Refusing to change an opinion or strategy in the face of changing facts, in its most extreme form, can cost you more than money. If there is no change in facts that will ever change your mind about a given topic, then your perspective begins to resemble fanaticism, which rarely leads to the best outcome. It’s better to have strong convictions, loosely held. - Conflating Value and Price. Just because an investment or good has lost value doesn’t mean it is suddenly cheap and worth buying. A company can plummet from its peak valuation and still be overpriced, and a company can be at its peak valuation to date and still be a great investment.

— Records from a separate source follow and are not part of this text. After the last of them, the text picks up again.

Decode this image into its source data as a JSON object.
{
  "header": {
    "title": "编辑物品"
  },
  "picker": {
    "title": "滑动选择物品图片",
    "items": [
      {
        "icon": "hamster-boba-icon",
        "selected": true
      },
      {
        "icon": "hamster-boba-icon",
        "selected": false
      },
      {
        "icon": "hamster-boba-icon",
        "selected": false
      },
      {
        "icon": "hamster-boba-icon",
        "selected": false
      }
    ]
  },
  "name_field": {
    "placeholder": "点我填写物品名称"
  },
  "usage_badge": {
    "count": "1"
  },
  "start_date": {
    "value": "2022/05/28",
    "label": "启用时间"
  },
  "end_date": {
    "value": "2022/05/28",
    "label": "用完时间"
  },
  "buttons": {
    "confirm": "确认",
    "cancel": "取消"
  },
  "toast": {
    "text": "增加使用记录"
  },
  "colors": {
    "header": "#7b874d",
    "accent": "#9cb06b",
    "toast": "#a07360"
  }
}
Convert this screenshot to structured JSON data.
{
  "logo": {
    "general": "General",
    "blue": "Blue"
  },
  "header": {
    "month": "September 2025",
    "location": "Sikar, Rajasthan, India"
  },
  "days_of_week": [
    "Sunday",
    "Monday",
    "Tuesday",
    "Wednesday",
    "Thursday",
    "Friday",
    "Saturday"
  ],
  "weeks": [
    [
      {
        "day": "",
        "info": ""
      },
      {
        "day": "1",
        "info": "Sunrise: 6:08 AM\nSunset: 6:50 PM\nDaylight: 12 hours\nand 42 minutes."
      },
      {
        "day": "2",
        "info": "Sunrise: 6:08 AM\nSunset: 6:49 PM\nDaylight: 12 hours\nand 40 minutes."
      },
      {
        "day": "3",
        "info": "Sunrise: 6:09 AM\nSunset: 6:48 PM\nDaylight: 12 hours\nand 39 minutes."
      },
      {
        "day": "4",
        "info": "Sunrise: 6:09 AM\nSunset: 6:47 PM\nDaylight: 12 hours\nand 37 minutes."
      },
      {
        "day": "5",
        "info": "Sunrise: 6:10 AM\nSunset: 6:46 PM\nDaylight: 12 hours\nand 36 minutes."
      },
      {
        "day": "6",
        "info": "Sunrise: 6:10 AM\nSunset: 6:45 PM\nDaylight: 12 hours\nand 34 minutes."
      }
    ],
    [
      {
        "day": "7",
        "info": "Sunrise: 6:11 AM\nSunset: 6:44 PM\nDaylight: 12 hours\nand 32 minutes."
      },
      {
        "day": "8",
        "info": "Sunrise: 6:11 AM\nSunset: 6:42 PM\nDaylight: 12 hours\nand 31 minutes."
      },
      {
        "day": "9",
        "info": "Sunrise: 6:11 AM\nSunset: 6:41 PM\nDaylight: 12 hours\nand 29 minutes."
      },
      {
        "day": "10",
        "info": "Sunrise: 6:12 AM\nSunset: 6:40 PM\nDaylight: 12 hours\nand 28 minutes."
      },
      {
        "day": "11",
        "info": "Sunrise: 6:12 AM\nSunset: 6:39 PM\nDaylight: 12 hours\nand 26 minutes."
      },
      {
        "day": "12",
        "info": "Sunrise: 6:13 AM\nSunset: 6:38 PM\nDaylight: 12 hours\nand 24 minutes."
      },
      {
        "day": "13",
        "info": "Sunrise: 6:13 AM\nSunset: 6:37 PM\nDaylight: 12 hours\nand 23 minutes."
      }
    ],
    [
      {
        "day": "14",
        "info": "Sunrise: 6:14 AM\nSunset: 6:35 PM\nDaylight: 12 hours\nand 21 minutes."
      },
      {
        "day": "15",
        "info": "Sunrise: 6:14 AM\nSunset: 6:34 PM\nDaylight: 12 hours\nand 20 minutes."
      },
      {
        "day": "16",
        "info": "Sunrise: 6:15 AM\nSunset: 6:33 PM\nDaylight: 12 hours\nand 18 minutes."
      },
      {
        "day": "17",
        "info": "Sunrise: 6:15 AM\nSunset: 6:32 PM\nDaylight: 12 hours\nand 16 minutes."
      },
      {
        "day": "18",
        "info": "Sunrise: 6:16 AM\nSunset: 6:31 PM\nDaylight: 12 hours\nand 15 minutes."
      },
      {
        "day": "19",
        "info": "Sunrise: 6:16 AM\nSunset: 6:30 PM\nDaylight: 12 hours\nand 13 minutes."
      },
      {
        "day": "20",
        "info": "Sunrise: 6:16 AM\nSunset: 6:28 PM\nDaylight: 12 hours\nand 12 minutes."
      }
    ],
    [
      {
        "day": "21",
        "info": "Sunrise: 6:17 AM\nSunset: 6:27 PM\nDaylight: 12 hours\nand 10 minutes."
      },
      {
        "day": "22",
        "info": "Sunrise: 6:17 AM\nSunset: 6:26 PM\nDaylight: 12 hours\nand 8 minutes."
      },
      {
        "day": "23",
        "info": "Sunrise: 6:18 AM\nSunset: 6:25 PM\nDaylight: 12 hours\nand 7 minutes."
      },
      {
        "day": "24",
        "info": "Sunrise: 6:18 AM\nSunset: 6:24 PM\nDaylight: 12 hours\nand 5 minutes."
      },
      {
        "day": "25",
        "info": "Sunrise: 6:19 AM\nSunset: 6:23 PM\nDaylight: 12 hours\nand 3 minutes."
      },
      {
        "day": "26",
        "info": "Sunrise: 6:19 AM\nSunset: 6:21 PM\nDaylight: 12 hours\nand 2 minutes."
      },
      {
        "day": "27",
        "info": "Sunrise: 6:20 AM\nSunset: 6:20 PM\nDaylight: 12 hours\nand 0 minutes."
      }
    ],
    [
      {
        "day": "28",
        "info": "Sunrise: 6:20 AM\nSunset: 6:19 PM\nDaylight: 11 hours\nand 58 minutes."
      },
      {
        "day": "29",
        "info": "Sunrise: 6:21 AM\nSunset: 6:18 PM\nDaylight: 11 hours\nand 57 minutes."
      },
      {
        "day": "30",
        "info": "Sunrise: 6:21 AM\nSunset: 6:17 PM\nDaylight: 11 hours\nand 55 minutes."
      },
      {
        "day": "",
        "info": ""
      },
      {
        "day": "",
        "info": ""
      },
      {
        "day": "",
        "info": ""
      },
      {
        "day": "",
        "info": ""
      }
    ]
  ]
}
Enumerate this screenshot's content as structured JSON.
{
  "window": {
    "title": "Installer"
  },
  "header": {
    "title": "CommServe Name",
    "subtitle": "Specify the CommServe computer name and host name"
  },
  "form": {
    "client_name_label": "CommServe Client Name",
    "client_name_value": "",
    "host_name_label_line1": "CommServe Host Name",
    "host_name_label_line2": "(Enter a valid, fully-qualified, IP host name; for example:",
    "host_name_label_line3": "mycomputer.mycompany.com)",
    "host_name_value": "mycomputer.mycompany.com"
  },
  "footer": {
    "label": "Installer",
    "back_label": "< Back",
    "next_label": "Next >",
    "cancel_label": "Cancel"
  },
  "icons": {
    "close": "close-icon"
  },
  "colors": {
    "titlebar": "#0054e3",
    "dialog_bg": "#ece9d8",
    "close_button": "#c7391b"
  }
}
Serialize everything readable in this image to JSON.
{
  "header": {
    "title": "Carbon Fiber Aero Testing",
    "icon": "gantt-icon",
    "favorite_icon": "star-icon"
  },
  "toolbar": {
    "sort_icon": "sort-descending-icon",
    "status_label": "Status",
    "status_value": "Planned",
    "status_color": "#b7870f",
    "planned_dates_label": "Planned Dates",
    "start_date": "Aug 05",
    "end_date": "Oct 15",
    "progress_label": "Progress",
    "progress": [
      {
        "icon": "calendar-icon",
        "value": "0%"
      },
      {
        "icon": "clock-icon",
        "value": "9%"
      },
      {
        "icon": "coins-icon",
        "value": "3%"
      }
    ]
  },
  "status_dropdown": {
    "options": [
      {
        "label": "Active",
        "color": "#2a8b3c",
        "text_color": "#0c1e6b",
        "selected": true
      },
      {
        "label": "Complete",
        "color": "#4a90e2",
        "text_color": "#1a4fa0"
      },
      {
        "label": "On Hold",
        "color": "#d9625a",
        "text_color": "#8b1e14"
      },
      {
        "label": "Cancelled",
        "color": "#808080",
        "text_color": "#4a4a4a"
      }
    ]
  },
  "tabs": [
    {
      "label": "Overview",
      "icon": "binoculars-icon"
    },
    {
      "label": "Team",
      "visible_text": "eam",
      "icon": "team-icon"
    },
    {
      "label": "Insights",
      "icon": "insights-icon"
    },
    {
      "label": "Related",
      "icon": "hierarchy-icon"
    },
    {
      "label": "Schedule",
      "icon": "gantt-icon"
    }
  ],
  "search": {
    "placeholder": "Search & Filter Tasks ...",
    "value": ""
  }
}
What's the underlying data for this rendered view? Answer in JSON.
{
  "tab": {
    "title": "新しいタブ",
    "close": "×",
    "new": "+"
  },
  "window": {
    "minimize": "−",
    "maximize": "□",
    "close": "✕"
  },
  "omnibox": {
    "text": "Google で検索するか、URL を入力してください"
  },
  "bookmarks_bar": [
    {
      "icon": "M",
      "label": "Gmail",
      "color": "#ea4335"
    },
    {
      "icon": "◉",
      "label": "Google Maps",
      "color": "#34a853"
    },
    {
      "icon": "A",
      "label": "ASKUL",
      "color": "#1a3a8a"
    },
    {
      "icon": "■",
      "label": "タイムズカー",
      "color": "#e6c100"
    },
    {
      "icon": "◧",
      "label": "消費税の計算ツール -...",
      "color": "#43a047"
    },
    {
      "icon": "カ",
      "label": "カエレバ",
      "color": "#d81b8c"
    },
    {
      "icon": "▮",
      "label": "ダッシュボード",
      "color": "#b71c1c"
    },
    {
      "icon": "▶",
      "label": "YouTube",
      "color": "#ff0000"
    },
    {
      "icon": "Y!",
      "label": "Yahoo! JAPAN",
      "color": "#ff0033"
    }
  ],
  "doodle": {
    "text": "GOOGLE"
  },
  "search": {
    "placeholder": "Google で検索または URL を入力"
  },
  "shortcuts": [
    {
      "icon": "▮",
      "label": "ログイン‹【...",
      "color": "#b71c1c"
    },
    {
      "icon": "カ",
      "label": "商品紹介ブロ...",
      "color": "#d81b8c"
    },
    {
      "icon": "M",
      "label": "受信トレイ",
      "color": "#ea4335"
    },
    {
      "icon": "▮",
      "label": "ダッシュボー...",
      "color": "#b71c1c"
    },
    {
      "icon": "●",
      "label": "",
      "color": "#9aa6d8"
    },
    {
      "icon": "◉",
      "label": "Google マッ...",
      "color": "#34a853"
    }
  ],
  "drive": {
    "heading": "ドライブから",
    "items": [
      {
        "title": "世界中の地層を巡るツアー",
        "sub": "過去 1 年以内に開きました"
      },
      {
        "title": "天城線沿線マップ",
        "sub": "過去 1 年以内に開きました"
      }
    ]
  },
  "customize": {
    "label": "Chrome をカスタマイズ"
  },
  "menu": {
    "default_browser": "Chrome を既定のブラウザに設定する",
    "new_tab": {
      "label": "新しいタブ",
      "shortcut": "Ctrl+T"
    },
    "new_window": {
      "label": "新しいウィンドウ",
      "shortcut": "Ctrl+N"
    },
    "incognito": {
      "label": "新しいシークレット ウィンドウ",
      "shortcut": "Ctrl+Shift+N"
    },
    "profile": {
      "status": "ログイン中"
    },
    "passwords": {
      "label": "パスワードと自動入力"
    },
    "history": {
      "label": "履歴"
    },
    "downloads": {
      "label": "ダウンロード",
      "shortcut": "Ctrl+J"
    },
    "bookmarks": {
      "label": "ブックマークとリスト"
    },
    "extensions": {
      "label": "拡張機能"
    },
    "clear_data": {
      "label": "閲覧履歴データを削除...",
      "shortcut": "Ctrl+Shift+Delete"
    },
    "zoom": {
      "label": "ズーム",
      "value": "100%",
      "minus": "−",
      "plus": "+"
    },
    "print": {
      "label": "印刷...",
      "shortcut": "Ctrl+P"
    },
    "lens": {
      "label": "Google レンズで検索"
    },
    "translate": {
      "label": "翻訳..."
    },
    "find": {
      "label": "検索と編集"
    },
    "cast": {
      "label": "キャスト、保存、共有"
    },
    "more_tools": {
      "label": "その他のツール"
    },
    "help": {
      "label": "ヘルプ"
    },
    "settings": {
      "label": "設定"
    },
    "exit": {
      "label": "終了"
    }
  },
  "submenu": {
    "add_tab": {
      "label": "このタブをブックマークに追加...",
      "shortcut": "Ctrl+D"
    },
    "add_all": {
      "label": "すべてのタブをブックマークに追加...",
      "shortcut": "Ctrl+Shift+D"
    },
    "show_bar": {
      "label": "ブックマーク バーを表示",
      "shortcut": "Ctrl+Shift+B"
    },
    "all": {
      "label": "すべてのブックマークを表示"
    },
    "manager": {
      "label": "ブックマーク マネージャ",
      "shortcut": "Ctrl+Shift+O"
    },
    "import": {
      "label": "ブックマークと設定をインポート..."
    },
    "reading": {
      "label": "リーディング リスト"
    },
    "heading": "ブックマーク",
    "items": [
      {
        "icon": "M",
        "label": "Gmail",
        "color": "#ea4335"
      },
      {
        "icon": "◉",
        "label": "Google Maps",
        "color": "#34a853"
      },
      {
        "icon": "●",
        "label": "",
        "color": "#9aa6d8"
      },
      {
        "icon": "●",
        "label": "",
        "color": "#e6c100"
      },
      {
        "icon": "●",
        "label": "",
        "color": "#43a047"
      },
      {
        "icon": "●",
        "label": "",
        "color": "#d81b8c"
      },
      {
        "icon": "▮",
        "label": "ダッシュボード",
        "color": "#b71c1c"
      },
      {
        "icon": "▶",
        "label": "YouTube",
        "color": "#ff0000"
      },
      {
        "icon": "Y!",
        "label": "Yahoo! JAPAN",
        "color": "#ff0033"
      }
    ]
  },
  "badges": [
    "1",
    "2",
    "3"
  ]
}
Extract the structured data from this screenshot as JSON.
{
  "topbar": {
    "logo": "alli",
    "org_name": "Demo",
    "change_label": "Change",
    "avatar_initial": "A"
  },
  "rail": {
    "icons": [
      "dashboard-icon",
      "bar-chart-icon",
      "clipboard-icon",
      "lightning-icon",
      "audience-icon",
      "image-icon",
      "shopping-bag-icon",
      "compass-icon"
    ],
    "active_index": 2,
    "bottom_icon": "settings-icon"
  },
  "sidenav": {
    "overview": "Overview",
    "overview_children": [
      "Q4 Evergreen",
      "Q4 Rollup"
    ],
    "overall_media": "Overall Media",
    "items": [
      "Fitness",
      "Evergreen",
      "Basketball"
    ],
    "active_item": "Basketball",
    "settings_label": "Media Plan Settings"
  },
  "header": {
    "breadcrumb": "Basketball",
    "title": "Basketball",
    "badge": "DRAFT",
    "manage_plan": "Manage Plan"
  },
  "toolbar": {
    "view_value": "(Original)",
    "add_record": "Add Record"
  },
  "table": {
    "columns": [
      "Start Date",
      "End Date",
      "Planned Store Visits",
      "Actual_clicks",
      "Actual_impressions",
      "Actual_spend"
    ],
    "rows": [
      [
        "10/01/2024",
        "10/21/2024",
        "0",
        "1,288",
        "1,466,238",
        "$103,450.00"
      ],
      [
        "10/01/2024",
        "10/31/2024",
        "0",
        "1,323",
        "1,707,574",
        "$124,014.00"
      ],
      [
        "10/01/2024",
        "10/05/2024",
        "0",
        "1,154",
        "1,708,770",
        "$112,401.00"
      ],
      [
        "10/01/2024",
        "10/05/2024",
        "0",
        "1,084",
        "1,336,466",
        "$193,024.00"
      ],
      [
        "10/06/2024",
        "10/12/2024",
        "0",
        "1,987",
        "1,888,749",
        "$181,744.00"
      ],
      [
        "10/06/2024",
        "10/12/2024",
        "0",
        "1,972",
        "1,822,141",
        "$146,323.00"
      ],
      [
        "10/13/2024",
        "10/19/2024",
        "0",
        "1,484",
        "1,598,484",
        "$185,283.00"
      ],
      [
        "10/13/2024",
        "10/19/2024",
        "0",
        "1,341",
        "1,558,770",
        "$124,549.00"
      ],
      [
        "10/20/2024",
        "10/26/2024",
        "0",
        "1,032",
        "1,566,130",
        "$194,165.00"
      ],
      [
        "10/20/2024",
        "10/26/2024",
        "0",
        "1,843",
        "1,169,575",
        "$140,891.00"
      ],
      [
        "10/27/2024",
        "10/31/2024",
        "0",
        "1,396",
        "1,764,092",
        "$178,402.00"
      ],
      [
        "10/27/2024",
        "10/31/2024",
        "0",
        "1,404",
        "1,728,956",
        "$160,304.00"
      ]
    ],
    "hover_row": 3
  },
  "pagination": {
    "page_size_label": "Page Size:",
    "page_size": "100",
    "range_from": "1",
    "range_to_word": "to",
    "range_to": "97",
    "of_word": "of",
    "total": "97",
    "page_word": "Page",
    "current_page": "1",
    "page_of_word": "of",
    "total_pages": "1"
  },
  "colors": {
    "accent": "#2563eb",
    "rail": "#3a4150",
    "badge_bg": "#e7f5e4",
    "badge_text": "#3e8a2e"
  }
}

This was perhaps best expressed by legendary investor Bill Gurley, a general partner at the Silicon Valley venture capital firm Benchmark. Last week, he shared this advice in a series of tweets:
“An entire generation of entrepreneurs & tech investors built their entire perspectives on valuation during the second half of a 13-year amazing bull market run. The “unlearning” process could be painful, surprising, & unsettling to many. I anticipate denial. Previous “all-time” highs are completely irrelevant. It’s not “cheap” because it is down 70%. Forget those prices happened.”
Whether we’re playing cards, building a company, or investing, at some point in life, we, or someone we know, will have the hot hand. It’s important to question whether that hot streak is just a temporary blip that will pass, or if it’s due to a change in circumstances that may sustain over the long-term. Too often we follow others blindly or fail to think objectively when we are the one benefitting from the hot hand, but it’s exactly at those moments where we must be most clear-headed.
Quote of The Week
“What the wise do in the beginning, fools do in the end.”